Chinese and Australian scientists are partnering to develop new forecasting methods to aid the challenging task of navigating Antarctic sea ice.
The Antarctic Climate and Ecosystems Cooperative Research Centre (ACE CRC) has today signed a Memorandum of Understanding with China’s National Marine Environment Forecasting Centre (NMEFC).
The Acting CEO of the ACE CRC, Mark Kelleher said the main focus of the agreement was cooperation to develop scientific methods for forecasting sea ice conditions, in support of the Chinese and Australian Antarctic programs.
“This MOU enables our two organisations to work closely together to solve some of the big challenges associated with sea ice in Antarctica,” Mr Kelleher said.
“Unpredictable sea ice conditions can create headaches for scientific and resupply operations in Antarctica, and the need for a more reliable method of forecasting has become clear.”
“We have also seen a number of private and commercial ships becoming stuck in the sea ice in recent years, which can lead to costly rescue operations that delay scientific work.”
“Our new partners have a long reputation of excellence in marine environmental forecasting and remote sensing, and we bring considerable expertise and field experience in Antarctic sea ice.”
“We believe this partnership places us in a strong position to take a lead in developing the models and techniques required to provide reliable sea ice forecasting to aid Antarctic shipping.”
In September last year, Antarctica’s sea ice exceeded 20 million square kilometres for the first time in recorded history.
“The patterns of sea ice distribution around Antarctica have been changing significantly.
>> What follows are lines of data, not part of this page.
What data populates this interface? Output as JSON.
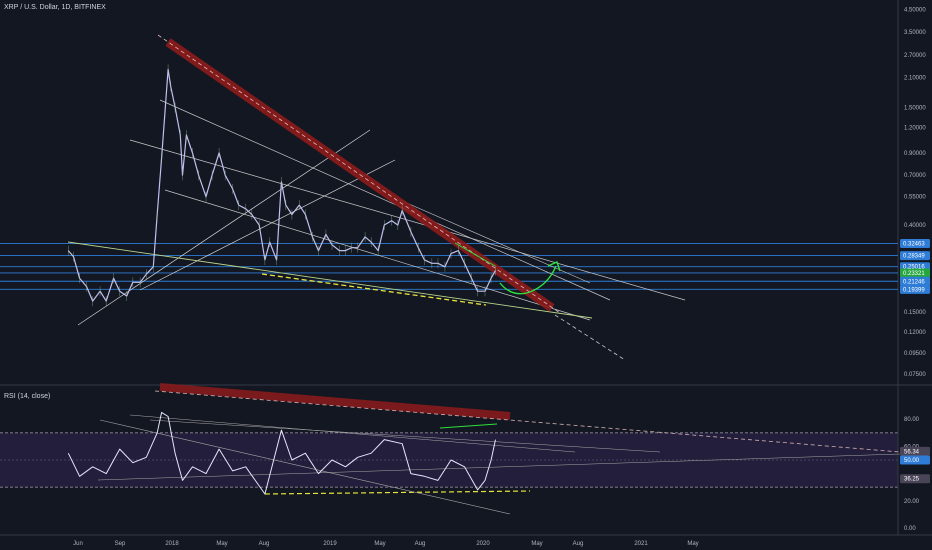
{
  "header": {
    "symbol": "XRP / U.S. Dollar, 1D, BITFINEX",
    "rsi_label": "RSI (14, close)"
  },
  "colors": {
    "background": "#131722",
    "candles": "#c3bff0",
    "price_levels": "#2e7cd6",
    "green_tag": "#26a641",
    "main_downtrend": "#8c1b1b",
    "support_dash": "#e8e33a",
    "arrow": "#2ee03c",
    "rsi_band": "#2a2144"
  },
  "chart_data": [
    {
      "type": "line",
      "title": "XRP / U.S. Dollar, 1D, BITFINEX",
      "x_axis_labels": [
        "Jun",
        "Sep",
        "2018",
        "May",
        "Aug",
        "2019",
        "May",
        "Aug",
        "2020",
        "May",
        "Aug",
        "2021",
        "May"
      ],
      "y_scale": "log",
      "y_ticks": [
        "4.50000",
        "3.50000",
        "2.70000",
        "2.10000",
        "1.50000",
        "1.20000",
        "0.90000",
        "0.70000",
        "0.55000",
        "0.40000",
        "0.32463",
        "0.28349",
        "0.25016",
        "0.23321",
        "0.21246",
        "0.19399",
        "0.15000",
        "0.12000",
        "0.09500",
        "0.07500"
      ],
      "ylim": [
        0.075,
        4.5
      ],
      "horizontal_levels": [
        0.32463,
        0.28349,
        0.25016,
        0.23321,
        0.21246,
        0.19399
      ],
      "last_price": 0.23321,
      "series": [
        {
          "x": [
            "2017-05-20",
            "2017-06-01",
            "2017-06-15",
            "2017-07-01",
            "2017-07-15",
            "2017-08-01",
            "2017-08-15",
            "2017-09-01",
            "2017-09-15",
            "2017-10-01",
            "2017-10-15",
            "2017-11-01",
            "2017-11-15",
            "2017-12-01",
            "2017-12-10",
            "2017-12-20",
            "2018-01-04",
            "2018-01-10",
            "2018-01-20",
            "2018-02-01",
            "2018-02-06",
            "2018-02-15",
            "2018-03-01",
            "2018-03-15",
            "2018-04-01",
            "2018-04-15",
            "2018-05-01",
            "2018-05-15",
            "2018-06-01",
            "2018-06-15",
            "2018-07-01",
            "2018-07-15",
            "2018-08-01",
            "2018-08-14",
            "2018-08-25",
            "2018-09-10",
            "2018-09-21",
            "2018-10-01",
            "2018-10-15",
            "2018-11-01",
            "2018-11-15",
            "2018-12-01",
            "2018-12-15",
            "2019-01-01",
            "2019-01-15",
            "2019-02-01",
            "2019-02-15",
            "2019-03-01",
            "2019-03-15",
            "2019-04-01",
            "2019-04-15",
            "2019-05-01",
            "2019-05-15",
            "2019-06-01",
            "2019-06-15",
            "2019-06-25",
            "2019-07-15",
            "2019-08-01",
            "2019-08-15",
            "2019-09-01",
            "2019-09-15",
            "2019-10-01",
            "2019-10-15",
            "2019-11-01",
            "2019-11-15",
            "2019-12-01",
            "2019-12-15",
            "2020-01-01",
            "2020-01-15",
            "2020-01-25"
          ],
          "y": [
            0.3,
            0.28,
            0.22,
            0.2,
            0.17,
            0.19,
            0.17,
            0.22,
            0.19,
            0.18,
            0.21,
            0.21,
            0.23,
            0.25,
            0.45,
            0.85,
            2.3,
            1.9,
            1.5,
            1.1,
            0.7,
            1.1,
            0.9,
            0.7,
            0.55,
            0.7,
            0.9,
            0.7,
            0.6,
            0.5,
            0.48,
            0.45,
            0.4,
            0.27,
            0.33,
            0.27,
            0.65,
            0.5,
            0.45,
            0.5,
            0.45,
            0.35,
            0.3,
            0.36,
            0.32,
            0.3,
            0.3,
            0.31,
            0.31,
            0.35,
            0.33,
            0.3,
            0.4,
            0.42,
            0.4,
            0.47,
            0.37,
            0.31,
            0.27,
            0.26,
            0.26,
            0.25,
            0.29,
            0.3,
            0.26,
            0.22,
            0.19,
            0.19,
            0.22,
            0.24
          ]
        }
      ]
    },
    {
      "type": "line",
      "title": "RSI (14, close)",
      "y_ticks": [
        "80.00",
        "60.00",
        "56.34",
        "50.00",
        "36.25",
        "20.00",
        "0.00"
      ],
      "ylim": [
        0,
        100
      ],
      "reference_lines": [
        70,
        30
      ],
      "values_shown": [
        56.34,
        50.0,
        36.25
      ],
      "series": [
        {
          "x": [
            "2017-05-20",
            "2017-06-15",
            "2017-07-15",
            "2017-08-15",
            "2017-09-15",
            "2017-10-15",
            "2017-11-15",
            "2017-12-10",
            "2017-12-20",
            "2018-01-04",
            "2018-01-20",
            "2018-02-06",
            "2018-03-01",
            "2018-04-01",
            "2018-05-01",
            "2018-06-01",
            "2018-07-01",
            "2018-08-14",
            "2018-09-21",
            "2018-10-15",
            "2018-11-15",
            "2018-12-15",
            "2019-01-15",
            "2019-02-15",
            "2019-03-15",
            "2019-04-15",
            "2019-05-15",
            "2019-06-25",
            "2019-07-15",
            "2019-08-15",
            "2019-09-15",
            "2019-10-15",
            "2019-11-15",
            "2019-12-15",
            "2020-01-01",
            "2020-01-15",
            "2020-01-25"
          ],
          "y": [
            55,
            38,
            45,
            40,
            58,
            48,
            52,
            70,
            85,
            82,
            55,
            35,
            45,
            40,
            58,
            42,
            45,
            25,
            72,
            50,
            55,
            40,
            50,
            45,
            52,
            55,
            65,
            62,
            40,
            38,
            35,
            50,
            45,
            28,
            35,
            50,
            65
          ]
        }
      ]
    }
  ]
}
In some regions sea is ice disappearing, and in others we have seen it significantly expanding,” Mr Kelleher said.
“Understanding the forces that shape Antarctic sea ice conditions is not just important for navigation, it helps us to understand causes and impacts of climate change,” Mr Kelleher said.
The agreement follows the signing of a Memorandum of Understanding by the Chinese and Australian governments during President Ji Xinping’s visit to Hobart in 2014.
“This agreement is another small step in a long and proud history of co-operation between Australian and Chinese scientists in Antarctica,” Mr Kelleher said.
“Chinese scientists first travelled to Antarctica on an Australian expedition in the late 1970s, and we are pleased that the bonds formed during that era are still very much alive today.”